MECLİS Darbeleri Araştırma Komisyonu Sözcüsü İdris Şahin, komisyon raporunda, bazı yasal değişiklikler tavsiye ettiklerini belirterek, “Bu yasalar olduğu müddetçe, ben her zaman ifade ediyorum, açık bir darbe yapmaya gerek yok, onların oluşturmuş olduğu kurumlarla, demokrasi her zaman tahakküm altına alınabilir” dedi. Şahin, en önemli taleplerinin de TSK İç Hizmet Kanunu’nun 35. Maddesi’nin  kaldırılması olduğıunu kaydederek şunları belirtti:  “35’inci maddeye paralel olarak diğer kanunlarda düzenlenmiş olan yönetmeliklerin de kaldırılmasını özellikle tavsiye ediyoruz. Yine, Milli Güvenlik Kurulu’nun yapısının farklılaştırılması ve Avrupa Birliği sürecinde Avrupa normlarına uygun bir vaziyet almasını da özellikle öneriyoruz.”

Darbecilerin malvarlıkları araştırılsın Mağdurlar için de komisyon kurulsun

-Darbecilerin ve birinci dereceden yakınlarının malvarlıklarının araştırılması, darbe döneminde sebepsiz zenginleşmelerin varsa belirlenerek yargı önüne çıkarılması ve tespit edilen sebepsiz zenginleşmelerin tahsili ve buna dair mevzuat düzenlemelerini araştırmak üzere bir Araştırma Komisyonu kurulsun.

-Darbelerin tam anlamıyla, tüm açıklığıyla ve tüm unsur ve dinamikleriyle ortaya çıkarılmasına hizmet etmek üzere Genelkurmay arşivlerinin incelemelere açılması sağlanmalı.

-12 Eylül döneminde işkence, insan hakkı ihlalleri yapan ve insanlığa karşı suç işleyen kamu görevlilerinin belirlenerek yargılanmaları, bunun hukuken mümkün olmaması halinde belirlenerek ifşa edilmeleri gerekir.

-Darbelerin ekonomik, siyasi, sosyolojik, psikolojik ve dış siyasete dair maliyetlerinin üniversitelerimizde ve akademik camiada özellikle araştırma konusu olması sağlanmalı.

-TBMM kampüsünde darbelere karşı ve milli iradeye atıf yapan bir “özgürlük ve demokrasi anıtı” açılması, ülkemizde demokrasinin ve sivil siyasetin kalitesi ve çıtasının daha da yükseltilebilmesi amacıyla gerekli mevzuat düzenlemelerinin ivedilikle yapılması gerekir.

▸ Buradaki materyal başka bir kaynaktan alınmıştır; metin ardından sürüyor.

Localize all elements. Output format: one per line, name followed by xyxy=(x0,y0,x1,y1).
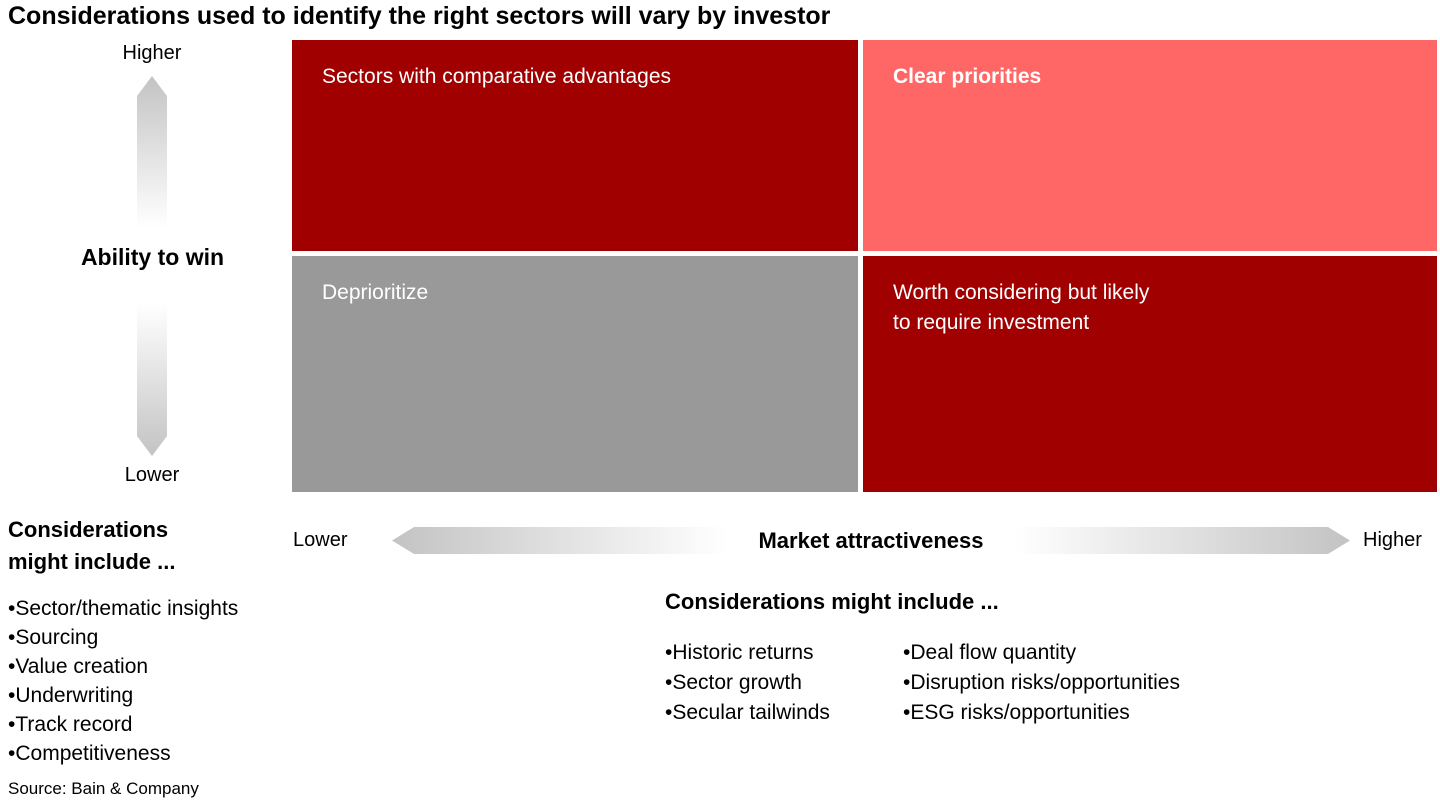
list-item: Disruption risks/opportunities xyxy=(903,668,1180,698)
list-item: ESG risks/opportunities xyxy=(903,698,1180,728)
quadrant-bottom-right-label: Worth considering but likely to require i… xyxy=(863,256,1437,360)
ability-considerations-list: Sector/thematic insights Sourcing Value … xyxy=(8,594,288,768)
x-axis-double-arrow xyxy=(392,527,1350,554)
x-axis-title-text: Market attractiveness xyxy=(758,527,984,553)
page-title: Considerations used to identify the righ… xyxy=(8,2,831,30)
source-note: Source: Bain & Company xyxy=(8,779,199,798)
x-axis-lower-label: Lower xyxy=(293,529,348,551)
list-item: Historic returns xyxy=(665,638,903,668)
y-axis-double-arrow xyxy=(137,76,167,456)
quadrant-bottom-right-label-line1: Worth considering but likely xyxy=(893,281,1150,304)
list-item: Secular tailwinds xyxy=(665,698,903,728)
market-considerations-columns: Historic returns Sector growth Secular t… xyxy=(665,638,1180,728)
quadrant-bottom-right-label-line2: to require investment xyxy=(893,311,1090,334)
ability-considerations-block: Considerations might include ... Sector/t… xyxy=(8,514,288,768)
list-item: Deal flow quantity xyxy=(903,638,1180,668)
y-axis-title: Ability to win xyxy=(80,244,225,270)
list-item: Underwriting xyxy=(8,681,288,710)
x-axis-higher-label: Higher xyxy=(1363,529,1422,551)
quadrant-top-left-label: Sectors with comparative advantages xyxy=(322,65,672,88)
y-axis-higher-label: Higher xyxy=(122,42,182,64)
list-item: Sector/thematic insights xyxy=(8,594,288,623)
list-item: Competitiveness xyxy=(8,739,288,768)
list-item: Sourcing xyxy=(8,623,288,652)
market-considerations-heading: Considerations might include ... xyxy=(665,589,999,614)
quadrant-top-right-label: Clear priorities xyxy=(893,65,1042,88)
ability-considerations-heading-line2: might include ... xyxy=(8,549,176,574)
list-item: Track record xyxy=(8,710,288,739)
ability-considerations-heading-line1: Considerations xyxy=(8,517,169,542)
quadrant-bottom-left-label: Deprioritize xyxy=(322,281,429,304)
y-axis-lower-label: Lower xyxy=(124,464,180,486)
quadrant-bottom-right: Worth considering but likely to require i… xyxy=(863,256,1437,492)
list-item: Sector growth xyxy=(665,668,903,698)
market-considerations-column2: Deal flow quantity Disruption risks/oppo… xyxy=(903,638,1180,728)
quadrant-top-left: Sectors with comparative advantages xyxy=(292,40,858,251)
market-considerations-block: Considerations might include ... Histori… xyxy=(665,589,1180,728)
market-considerations-column1: Historic returns Sector growth Secular t… xyxy=(665,638,903,728)
x-axis-title: Market attractiveness xyxy=(392,527,1350,554)
list-item: Value creation xyxy=(8,652,288,681)
quadrant-top-right: Clear priorities xyxy=(863,40,1437,251)
quadrant-bottom-left: Deprioritize xyxy=(292,256,858,492)
ability-considerations-heading: Considerations might include ... xyxy=(8,514,288,578)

-12 Eylül darbesinden mağdur olanlar için yapılması gerekenler (tazminat ödeme, özür dileme, sigortalı olan mağdurların sigorta primlerinin ödenmesi, hakların iadesi vb) ile ilgili çözüm yollarının geliştirebileceği yeni bir Araştırma Komisyonunun kurulması sağlanmalı.

JANDARMA KIR POLİSİ OLSUN

Komisyonun raporunda Jandarma Genel Komutanlığı’nın, TSK’nın bir parçası olduğu ibaresi,  TSK ile ilgisi, eğitim ve öğrenim bakımından Genelkurmay’a bağlılığının kaldırılması merkezde  İçişleri Bakanlığına, taşrada ise mülki idare amirlerine bağlı ‘Kır Polisi’ne dönüştürülmesi önerildi.